There are a number of potential reasons why the sediment quality triad and the response of laboratory-cultured invertebrates did not identify a clear relationship between agricultural intensity and sediment quality. There is the potential that the gradient of intensity of agricultural land use in the upstream catchments of the chosen sites was not great enough to allow for the identification of variables that would explain the differences in response of the laboratory-cultured invertebrates. The agricultural land use in the upstream catchment across the sites where sediment was sampled ranged from 62.43 to 84.68% (Table 4). The variation in response of T. tubifex reproduction and Hexagenia spp. mortality across the sites that were sampled would indicate that variation in sediment quality across the sites was present (Figs. 2, 3, and 4). However, the magnitude of responses in T. tubifex and Hexagenia spp. among the sites did not correspond with agricultural intensity in the catchment. The inclusion of sites with absent or low agricultural land use in the catchment may have resulted in a consistent lack of adverse effects in laboratory-cultured invertebrates exposed to sediments from these sites. For example, Cuffney et al. (2000) observed a significant decline in biological indicators of stream health (fish, invertebrate, and algal indices) with increasing intensity of agriculture and observed a threshold response for invertebrate and algal communities. Invertebrate and algal communities exhibited rapid decline with a small increase in agricultural intensity, but the communities’ condition index changed very little once moderate to high levels of agricultural intensity were present (Cuffney et al. 2000). This illustrates the ability of a larger gradient of agricultural land use to allow for a clearer characterization of the relationship between agricultural intensity and sediment quality. The challenge with incorporating sites with lower percentages of agricultural land use in this study is that these types of sites are very difficult to locate in southwestern Ontario, where approximately 85% of the land use is related to agriculture (OMAFRA 2016).

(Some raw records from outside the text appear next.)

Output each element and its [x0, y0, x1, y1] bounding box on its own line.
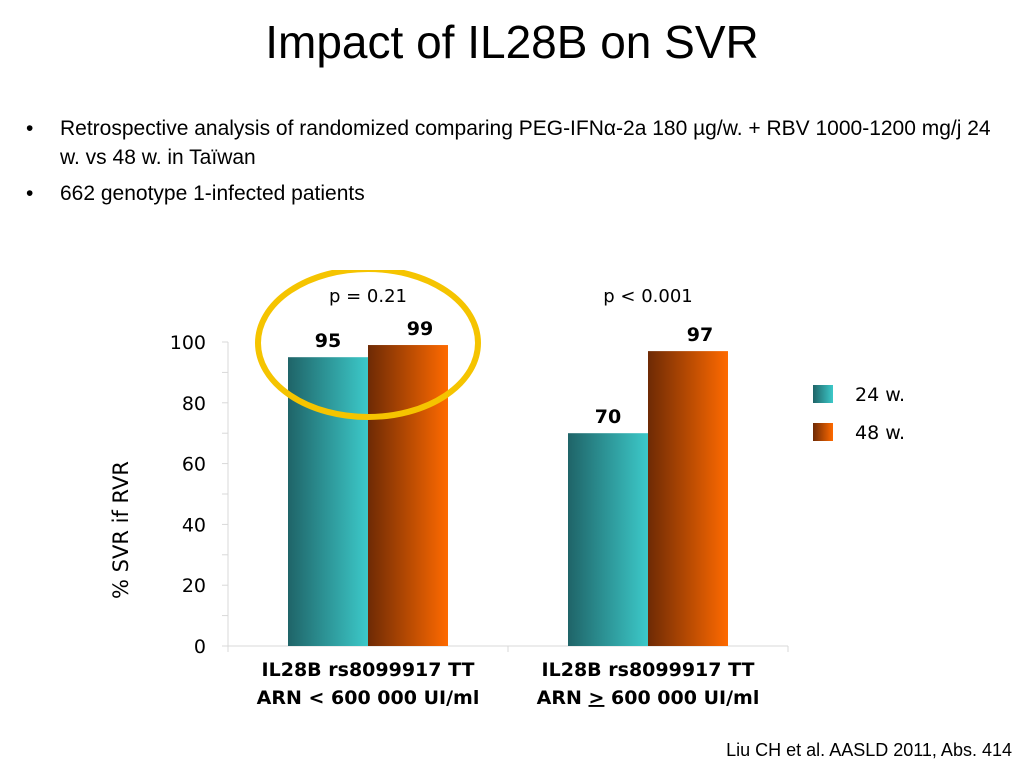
citation-text: Liu CH et al. AASLD 2011, Abs. 414 [726, 740, 1012, 760]
x-tick-label-part: ARN [537, 687, 589, 709]
bar [288, 357, 368, 646]
p-value-label: p = 0.21 [329, 286, 407, 307]
y-tick-label: 80 [182, 393, 206, 415]
bullet-list: • Retrospective analysis of randomized c… [22, 114, 1002, 215]
y-tick-label: 20 [182, 575, 206, 597]
x-tick-label: IL28B rs8099917 TT [542, 659, 755, 681]
bar [648, 351, 728, 646]
legend-label: 24 w. [855, 384, 905, 406]
y-tick-label: 100 [170, 332, 206, 354]
bullet-icon: • [26, 117, 34, 140]
bullet-item: • 662 genotype 1-infected patients [22, 179, 1002, 208]
data-label: 99 [407, 318, 433, 340]
bullet-text: 662 genotype 1-infected patients [60, 182, 365, 205]
x-tick-label-symbol: > [589, 687, 605, 709]
x-tick-label-part: ARN [257, 687, 309, 709]
x-tick-label-symbol: < [309, 687, 325, 709]
highlight-ellipse [255, 270, 481, 420]
y-tick-label: 60 [182, 454, 206, 476]
bullet-item: • Retrospective analysis of randomized c… [22, 114, 1002, 172]
data-label: 70 [595, 406, 621, 428]
y-axis-title: % SVR if RVR [109, 461, 133, 599]
p-value-label: p < 0.001 [603, 286, 692, 307]
data-label: 95 [315, 330, 341, 352]
data-label: 97 [687, 324, 713, 346]
legend-swatch [813, 385, 833, 403]
bullet-icon: • [26, 182, 34, 205]
bullet-text: Retrospective analysis of randomized com… [60, 117, 991, 169]
x-tick-label-part: 600 000 UI/ml [604, 687, 759, 709]
legend-label: 48 w. [855, 422, 905, 444]
y-tick-label: 0 [194, 636, 206, 658]
bar [368, 345, 448, 646]
bar [568, 433, 648, 646]
x-tick-label-part: 600 000 UI/ml [324, 687, 479, 709]
slide-title: Impact of IL28B on SVR [265, 16, 759, 68]
x-tick-label: IL28B rs8099917 TT [262, 659, 475, 681]
y-tick-label: 40 [182, 514, 206, 536]
svr-bar-chart: 0 20 40 60 80 100 % SVR if RVR 95 70 99 97 p = 0.21… [109, 270, 905, 709]
x-tick-label: ARN < 600 000 UI/ml [257, 687, 480, 709]
x-tick-label: ARN > 600 000 UI/ml [537, 687, 760, 709]
legend-swatch [813, 423, 833, 441]
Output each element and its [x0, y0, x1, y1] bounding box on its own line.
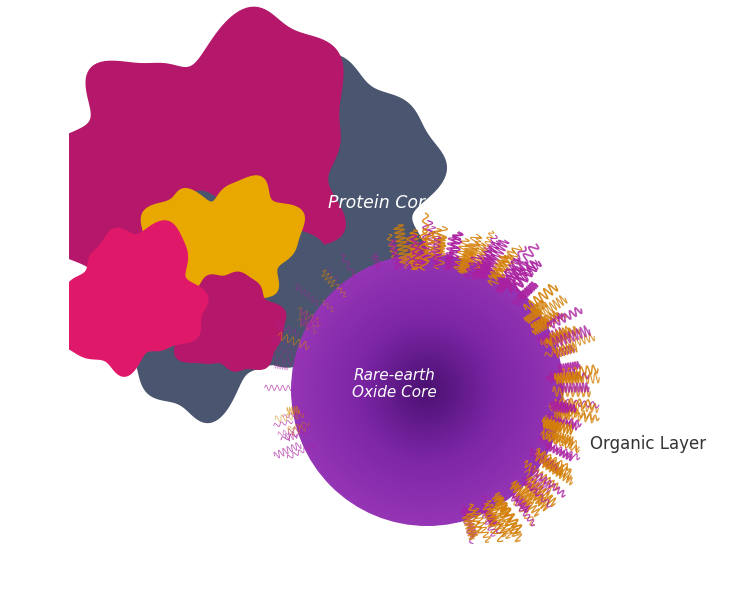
Circle shape [397, 359, 458, 420]
Circle shape [336, 298, 519, 482]
Circle shape [319, 281, 536, 499]
Circle shape [395, 358, 460, 422]
Circle shape [394, 356, 461, 423]
Circle shape [378, 341, 477, 439]
Circle shape [412, 374, 443, 405]
Circle shape [360, 322, 495, 457]
Circle shape [365, 327, 490, 453]
Circle shape [388, 351, 466, 429]
Circle shape [410, 373, 444, 407]
Circle shape [317, 280, 537, 500]
Circle shape [371, 334, 483, 446]
Circle shape [339, 302, 515, 478]
Polygon shape [34, 7, 346, 327]
Circle shape [326, 288, 529, 491]
Circle shape [368, 330, 486, 449]
Circle shape [343, 305, 512, 474]
Circle shape [293, 256, 561, 524]
Circle shape [344, 307, 510, 473]
Circle shape [309, 271, 546, 508]
Circle shape [348, 310, 507, 469]
Circle shape [297, 260, 558, 520]
Circle shape [422, 385, 432, 395]
Circle shape [331, 293, 524, 486]
Circle shape [292, 254, 562, 525]
Circle shape [415, 378, 439, 402]
Circle shape [310, 273, 544, 507]
Circle shape [424, 387, 431, 393]
Circle shape [407, 370, 448, 410]
Circle shape [356, 319, 498, 461]
Circle shape [361, 324, 494, 456]
Circle shape [357, 321, 497, 459]
Circle shape [400, 363, 454, 417]
Polygon shape [175, 272, 286, 371]
Text: Protein Corona: Protein Corona [328, 194, 457, 212]
Circle shape [398, 361, 456, 419]
Circle shape [420, 383, 434, 397]
Circle shape [354, 317, 500, 463]
Circle shape [386, 349, 468, 431]
Circle shape [353, 315, 502, 465]
Circle shape [374, 338, 480, 442]
Circle shape [380, 342, 474, 437]
Circle shape [306, 268, 549, 512]
Circle shape [329, 292, 525, 488]
Circle shape [324, 287, 531, 493]
Circle shape [337, 300, 517, 480]
Polygon shape [119, 191, 343, 422]
Circle shape [363, 325, 491, 454]
Circle shape [390, 353, 465, 427]
Circle shape [320, 283, 534, 497]
Text: Organic Layer: Organic Layer [590, 435, 706, 453]
Circle shape [385, 347, 470, 432]
Circle shape [377, 339, 478, 440]
Circle shape [414, 376, 441, 404]
Circle shape [334, 296, 520, 483]
Circle shape [417, 380, 437, 400]
Circle shape [403, 366, 451, 414]
Circle shape [366, 329, 488, 451]
Circle shape [295, 258, 559, 522]
Polygon shape [158, 29, 446, 367]
Circle shape [303, 266, 551, 514]
Circle shape [402, 364, 453, 415]
Circle shape [382, 344, 473, 436]
Circle shape [298, 261, 556, 518]
Circle shape [419, 381, 436, 398]
Circle shape [373, 336, 482, 444]
Polygon shape [50, 221, 208, 376]
Circle shape [307, 270, 548, 510]
Circle shape [322, 285, 532, 495]
Circle shape [315, 278, 539, 502]
Circle shape [332, 295, 522, 485]
Text: Rare-earth
Oxide Core: Rare-earth Oxide Core [352, 368, 437, 400]
Circle shape [408, 371, 445, 408]
Polygon shape [141, 176, 304, 321]
Circle shape [300, 263, 554, 517]
Circle shape [406, 368, 449, 412]
Circle shape [327, 290, 527, 490]
Circle shape [312, 275, 542, 505]
Circle shape [369, 332, 485, 448]
Circle shape [351, 313, 503, 466]
Circle shape [302, 264, 553, 515]
Circle shape [314, 276, 541, 503]
Circle shape [346, 309, 508, 471]
Circle shape [391, 355, 462, 425]
Circle shape [383, 346, 471, 434]
Circle shape [425, 388, 429, 391]
Circle shape [349, 312, 505, 468]
Circle shape [341, 304, 514, 476]
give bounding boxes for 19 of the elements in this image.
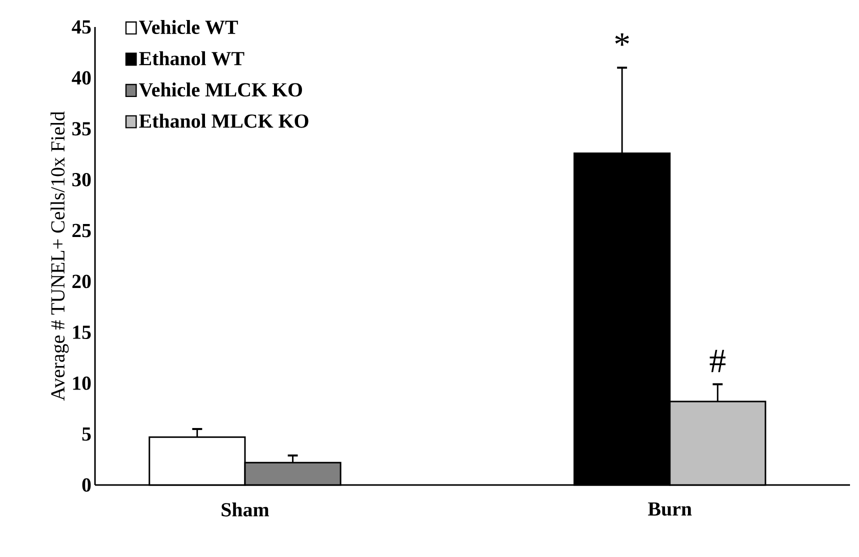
x-tick-label: Sham [222, 502, 269, 516]
y-tick-label: 40 [72, 71, 91, 85]
y-axis-title: Average # TUNEL+ Cells/10x Field [50, 111, 69, 401]
y-tick-label: 10 [73, 376, 91, 390]
y-tick-label: 15 [73, 326, 91, 339]
y-tick-label: 30 [72, 172, 91, 186]
x-tick-label: Burn [648, 502, 692, 516]
y-tick-label: 35 [72, 122, 91, 136]
y-tick-label: 45 [72, 20, 91, 34]
legend-label: Ethanol MLCK KO [139, 114, 308, 128]
annotation: * [615, 33, 629, 46]
legend-label: Vehicle WT [139, 20, 238, 34]
y-tick-label: 20 [72, 274, 91, 288]
y-tick-label: 25 [72, 224, 91, 238]
y-tick-label: 5 [82, 427, 91, 441]
y-tick-label: 0 [82, 478, 91, 492]
annotation: # [710, 350, 726, 372]
legend-label: Vehicle MLCK KO [139, 82, 302, 97]
legend-label: Ethanol WT [139, 51, 244, 66]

It is also possible that the sediment quality triad does not incorporate environmental factors that explain the variation in sediment quality in an agroecosystem. For example, Virbickas et al. (2011) found that riverbed morphology and riparian vegetation were the environmental variables that best described the differentiation among macroinvertebrate communities at different stream sites. Richards et al. (1993) observed that substrate characteristics, instream cover, channel morphology, riparian zone and stream bank condition, riffle/run quality, and pool quality played an important role for stream macroinvertebrate communities in agricultural catchments. These physical characteristics of the stream are often not considered in the sediment quality triad approach, which may explain the outcome of our study.

4 Conclusions

The sediment quality triad approach did not identify a relationship between sediment quality and intensity of agriculture across stream sites. This result may be due to the triad needing a larger gradient of disturbance as a product of agricultural intensity before it can identify a significant effect on sediment quality. It is also important to consider that the sediment quality triad approach does not incorporate physical characteristics of the stream, which may be an important predictor variable for sediment quality and invertebrate community health. Additionally, measured abiotic variables were only significantly related to the biological endpoints of Hexagenia spp. This finding is likely due to the fact that this species is the least tolerant and most sensitive to changes away from an optimum, and thus, we were able to detect a significant relationship.